Medicaid Works: Expansion Improving Access to Care and Financial Well-Being

This is the next in our “Medicaid Works” blog series, which aims to inform the debate over Medicaid’s future by providing the latest facts and figures on this essential and popular part of the nation’s health care system.

While uninsured rates continued dropping across the country in 2015 — the second year since health reform’s Medicaid expansion took effect — they fell more in expansion states, new Census data show.  What’s more, a growing body of research shows that the Medicaid expansion is improving low-income people’s access to care and financial well-being.

Here are some examples:

  • Low-income adults in Arkansas and Kentucky, which have expanded Medicaid, are likelier to get regular medical care than those in Texas, which hasn’t expanded, one recent study found.  In addition, Arkansas and Kentucky residents find it easier to pay their medical bills, visit the emergency room less often, and are less likely to skip medications due to cost than similar adults in Texas.
  • More than 300,000 Louisianans have gotten Medicaid coverage since the state’s expansion took effect July 1, gaining access to needed — and, in some cases, potentially life-saving — health care.  For example, 24 women have begun treatment for breast cancer found during Medicaid-covered screenings, and hundreds of other new beneficiaries have begun receiving treatment for diabetes, state officials say.
  • Adults in Medicaid expansion states have fewer debts sent to third-party collection agencies than adults in similar non-expansion states, a National Bureau of Economic Research study found.  Medicaid enrollment reduced total non-medical debt in collection by an estimated $600 to $1,000 per person.  
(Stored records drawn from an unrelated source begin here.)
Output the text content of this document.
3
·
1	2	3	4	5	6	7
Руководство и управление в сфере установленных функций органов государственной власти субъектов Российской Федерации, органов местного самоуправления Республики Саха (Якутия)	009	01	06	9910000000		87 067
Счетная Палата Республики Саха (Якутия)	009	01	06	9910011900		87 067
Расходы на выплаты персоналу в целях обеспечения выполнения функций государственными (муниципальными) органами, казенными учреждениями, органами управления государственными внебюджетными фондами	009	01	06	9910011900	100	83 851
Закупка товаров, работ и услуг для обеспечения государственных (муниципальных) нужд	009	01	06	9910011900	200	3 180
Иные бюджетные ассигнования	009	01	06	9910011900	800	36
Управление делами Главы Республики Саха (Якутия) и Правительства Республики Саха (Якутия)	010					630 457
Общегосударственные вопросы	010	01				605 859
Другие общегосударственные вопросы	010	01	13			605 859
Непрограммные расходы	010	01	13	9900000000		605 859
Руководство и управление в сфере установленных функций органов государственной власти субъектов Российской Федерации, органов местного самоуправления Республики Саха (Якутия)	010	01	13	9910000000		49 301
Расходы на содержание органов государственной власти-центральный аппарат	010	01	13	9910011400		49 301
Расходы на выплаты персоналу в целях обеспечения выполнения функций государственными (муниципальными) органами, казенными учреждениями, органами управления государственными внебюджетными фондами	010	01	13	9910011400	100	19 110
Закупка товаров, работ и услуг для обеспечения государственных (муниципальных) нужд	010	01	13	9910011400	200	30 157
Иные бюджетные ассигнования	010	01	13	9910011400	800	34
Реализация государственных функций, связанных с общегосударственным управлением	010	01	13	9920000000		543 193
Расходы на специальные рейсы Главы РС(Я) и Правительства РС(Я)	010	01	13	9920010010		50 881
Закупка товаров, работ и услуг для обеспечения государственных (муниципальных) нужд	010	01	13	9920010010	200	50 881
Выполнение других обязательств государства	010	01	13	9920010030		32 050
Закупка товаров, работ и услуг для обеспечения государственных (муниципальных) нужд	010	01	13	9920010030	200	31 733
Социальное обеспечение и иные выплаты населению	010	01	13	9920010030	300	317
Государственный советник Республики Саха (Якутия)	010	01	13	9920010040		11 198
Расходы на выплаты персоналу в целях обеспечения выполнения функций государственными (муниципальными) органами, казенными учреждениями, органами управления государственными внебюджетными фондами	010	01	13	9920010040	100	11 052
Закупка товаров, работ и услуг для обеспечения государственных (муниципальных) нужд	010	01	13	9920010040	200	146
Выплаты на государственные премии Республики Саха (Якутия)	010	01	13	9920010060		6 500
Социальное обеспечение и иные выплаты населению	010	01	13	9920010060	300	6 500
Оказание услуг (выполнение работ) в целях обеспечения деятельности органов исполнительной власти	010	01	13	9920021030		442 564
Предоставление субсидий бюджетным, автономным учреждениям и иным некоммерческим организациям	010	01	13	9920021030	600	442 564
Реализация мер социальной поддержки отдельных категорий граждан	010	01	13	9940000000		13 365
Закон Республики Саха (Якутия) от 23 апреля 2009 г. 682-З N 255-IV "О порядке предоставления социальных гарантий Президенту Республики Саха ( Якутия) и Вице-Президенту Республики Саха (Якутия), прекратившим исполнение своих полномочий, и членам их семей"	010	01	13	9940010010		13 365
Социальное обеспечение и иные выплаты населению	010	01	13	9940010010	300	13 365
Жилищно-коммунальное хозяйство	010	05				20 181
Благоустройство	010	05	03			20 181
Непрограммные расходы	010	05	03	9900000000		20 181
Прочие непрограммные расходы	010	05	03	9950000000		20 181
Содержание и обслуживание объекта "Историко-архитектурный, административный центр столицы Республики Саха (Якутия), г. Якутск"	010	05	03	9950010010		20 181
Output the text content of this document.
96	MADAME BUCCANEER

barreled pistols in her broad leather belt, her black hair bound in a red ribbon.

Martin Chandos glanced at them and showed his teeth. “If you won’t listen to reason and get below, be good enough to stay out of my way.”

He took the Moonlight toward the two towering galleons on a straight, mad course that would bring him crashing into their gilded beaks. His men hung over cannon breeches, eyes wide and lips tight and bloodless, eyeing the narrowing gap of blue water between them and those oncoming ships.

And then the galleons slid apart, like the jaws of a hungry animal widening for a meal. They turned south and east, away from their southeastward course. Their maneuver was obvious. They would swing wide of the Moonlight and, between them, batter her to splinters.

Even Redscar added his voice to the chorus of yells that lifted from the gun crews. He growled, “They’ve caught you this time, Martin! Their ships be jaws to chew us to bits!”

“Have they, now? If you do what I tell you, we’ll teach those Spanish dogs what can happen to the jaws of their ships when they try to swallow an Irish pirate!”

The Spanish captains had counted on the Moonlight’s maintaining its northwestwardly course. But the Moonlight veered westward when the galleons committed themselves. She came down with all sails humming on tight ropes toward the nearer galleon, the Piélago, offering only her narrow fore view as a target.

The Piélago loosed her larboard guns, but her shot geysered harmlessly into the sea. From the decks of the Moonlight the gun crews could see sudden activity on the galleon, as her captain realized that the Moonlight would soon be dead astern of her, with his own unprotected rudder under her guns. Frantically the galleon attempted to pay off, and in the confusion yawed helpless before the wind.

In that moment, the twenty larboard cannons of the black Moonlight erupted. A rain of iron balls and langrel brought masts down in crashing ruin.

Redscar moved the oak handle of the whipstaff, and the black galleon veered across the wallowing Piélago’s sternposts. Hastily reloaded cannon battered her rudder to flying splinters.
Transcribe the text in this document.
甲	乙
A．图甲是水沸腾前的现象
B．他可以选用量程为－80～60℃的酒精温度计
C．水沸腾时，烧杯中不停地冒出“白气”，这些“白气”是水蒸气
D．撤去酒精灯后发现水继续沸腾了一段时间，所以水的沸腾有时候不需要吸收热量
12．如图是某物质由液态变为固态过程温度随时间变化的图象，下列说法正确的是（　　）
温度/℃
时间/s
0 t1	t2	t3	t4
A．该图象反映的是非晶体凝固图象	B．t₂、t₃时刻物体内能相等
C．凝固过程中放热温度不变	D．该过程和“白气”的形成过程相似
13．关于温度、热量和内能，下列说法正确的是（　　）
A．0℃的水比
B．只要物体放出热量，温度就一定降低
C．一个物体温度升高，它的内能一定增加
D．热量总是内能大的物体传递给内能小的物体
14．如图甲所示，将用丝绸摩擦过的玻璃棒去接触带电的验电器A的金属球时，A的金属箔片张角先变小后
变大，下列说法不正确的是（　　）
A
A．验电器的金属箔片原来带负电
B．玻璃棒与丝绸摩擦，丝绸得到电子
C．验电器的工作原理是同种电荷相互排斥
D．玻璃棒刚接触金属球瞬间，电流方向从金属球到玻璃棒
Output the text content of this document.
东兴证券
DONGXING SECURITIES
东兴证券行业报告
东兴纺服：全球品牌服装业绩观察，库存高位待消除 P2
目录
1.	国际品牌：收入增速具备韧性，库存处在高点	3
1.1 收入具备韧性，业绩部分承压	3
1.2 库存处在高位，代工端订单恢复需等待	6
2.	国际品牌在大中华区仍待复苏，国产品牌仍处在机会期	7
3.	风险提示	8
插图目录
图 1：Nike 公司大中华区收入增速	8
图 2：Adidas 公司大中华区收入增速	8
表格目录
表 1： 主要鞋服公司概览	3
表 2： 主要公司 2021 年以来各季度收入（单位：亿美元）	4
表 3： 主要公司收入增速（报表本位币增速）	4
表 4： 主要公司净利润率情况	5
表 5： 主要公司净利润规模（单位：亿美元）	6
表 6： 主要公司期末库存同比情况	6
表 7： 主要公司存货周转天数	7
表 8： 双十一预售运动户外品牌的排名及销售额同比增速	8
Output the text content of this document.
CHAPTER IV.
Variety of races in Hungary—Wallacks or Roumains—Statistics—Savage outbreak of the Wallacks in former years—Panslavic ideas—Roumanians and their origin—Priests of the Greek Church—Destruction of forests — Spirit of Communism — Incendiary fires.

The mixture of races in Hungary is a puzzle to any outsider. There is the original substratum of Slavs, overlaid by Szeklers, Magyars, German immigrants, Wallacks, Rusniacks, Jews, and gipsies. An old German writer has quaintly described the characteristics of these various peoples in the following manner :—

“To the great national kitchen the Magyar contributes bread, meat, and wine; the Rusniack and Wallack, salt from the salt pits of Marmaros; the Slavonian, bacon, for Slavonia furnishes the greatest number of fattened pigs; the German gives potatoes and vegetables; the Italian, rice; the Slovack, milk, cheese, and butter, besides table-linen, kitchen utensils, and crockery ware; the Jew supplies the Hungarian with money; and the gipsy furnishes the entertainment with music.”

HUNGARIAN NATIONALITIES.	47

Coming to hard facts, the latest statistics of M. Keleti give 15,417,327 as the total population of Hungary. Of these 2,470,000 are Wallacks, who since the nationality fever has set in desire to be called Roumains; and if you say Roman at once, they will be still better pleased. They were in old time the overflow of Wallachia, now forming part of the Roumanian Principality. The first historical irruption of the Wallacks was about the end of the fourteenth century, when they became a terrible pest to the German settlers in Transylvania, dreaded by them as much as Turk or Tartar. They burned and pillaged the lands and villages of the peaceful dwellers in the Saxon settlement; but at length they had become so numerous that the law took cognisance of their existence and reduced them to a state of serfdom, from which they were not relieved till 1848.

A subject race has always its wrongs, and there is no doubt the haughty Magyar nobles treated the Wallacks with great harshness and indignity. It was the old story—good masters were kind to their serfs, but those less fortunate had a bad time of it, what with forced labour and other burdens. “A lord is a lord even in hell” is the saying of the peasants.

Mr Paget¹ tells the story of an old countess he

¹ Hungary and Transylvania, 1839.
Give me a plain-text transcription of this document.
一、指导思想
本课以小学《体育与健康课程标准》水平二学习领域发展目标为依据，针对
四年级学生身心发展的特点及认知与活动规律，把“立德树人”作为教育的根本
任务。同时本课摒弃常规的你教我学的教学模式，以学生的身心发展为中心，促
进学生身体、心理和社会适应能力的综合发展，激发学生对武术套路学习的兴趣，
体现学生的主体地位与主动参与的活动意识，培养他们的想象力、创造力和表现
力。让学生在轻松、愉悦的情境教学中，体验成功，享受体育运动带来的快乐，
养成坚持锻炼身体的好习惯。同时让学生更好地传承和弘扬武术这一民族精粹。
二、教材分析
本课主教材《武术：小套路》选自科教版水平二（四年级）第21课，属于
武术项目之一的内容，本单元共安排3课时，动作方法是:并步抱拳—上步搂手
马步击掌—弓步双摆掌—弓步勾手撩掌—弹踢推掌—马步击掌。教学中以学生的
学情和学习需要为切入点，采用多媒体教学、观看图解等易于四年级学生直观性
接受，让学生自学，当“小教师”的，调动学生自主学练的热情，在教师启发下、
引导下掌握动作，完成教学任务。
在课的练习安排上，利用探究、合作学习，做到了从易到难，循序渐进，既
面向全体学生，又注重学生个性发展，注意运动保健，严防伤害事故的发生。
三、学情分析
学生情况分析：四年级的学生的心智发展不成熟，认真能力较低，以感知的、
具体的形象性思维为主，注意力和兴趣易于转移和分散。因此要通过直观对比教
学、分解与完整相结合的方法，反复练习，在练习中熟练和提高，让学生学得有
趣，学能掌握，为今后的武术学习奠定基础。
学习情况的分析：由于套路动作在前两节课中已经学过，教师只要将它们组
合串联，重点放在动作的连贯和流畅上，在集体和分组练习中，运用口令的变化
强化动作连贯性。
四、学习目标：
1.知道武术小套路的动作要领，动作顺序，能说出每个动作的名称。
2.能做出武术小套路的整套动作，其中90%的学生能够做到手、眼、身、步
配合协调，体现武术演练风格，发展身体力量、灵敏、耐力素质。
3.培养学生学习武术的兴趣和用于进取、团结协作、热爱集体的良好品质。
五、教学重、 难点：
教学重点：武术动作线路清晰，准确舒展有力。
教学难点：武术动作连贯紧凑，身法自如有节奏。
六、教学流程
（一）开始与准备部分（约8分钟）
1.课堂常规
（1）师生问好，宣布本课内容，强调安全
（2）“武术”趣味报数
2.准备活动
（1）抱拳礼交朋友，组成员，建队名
Unfortunately, 19 states still haven’t expanded Medicaid, which has left millions of uninsured Americans without an option for affordable health coverage.  Some 89 percent of them live in the South, and 55 percent are people of color.  They also are more likely to have unmet health needs; for example, low-income uninsured people are more likely to have a mental illness or a substance use disorder.

The evidence clearly shows that Medicaid expansion improves access to care and financial security.  Looking ahead to state legislative sessions next year, the holdout states would be wise to reconsider their opposition.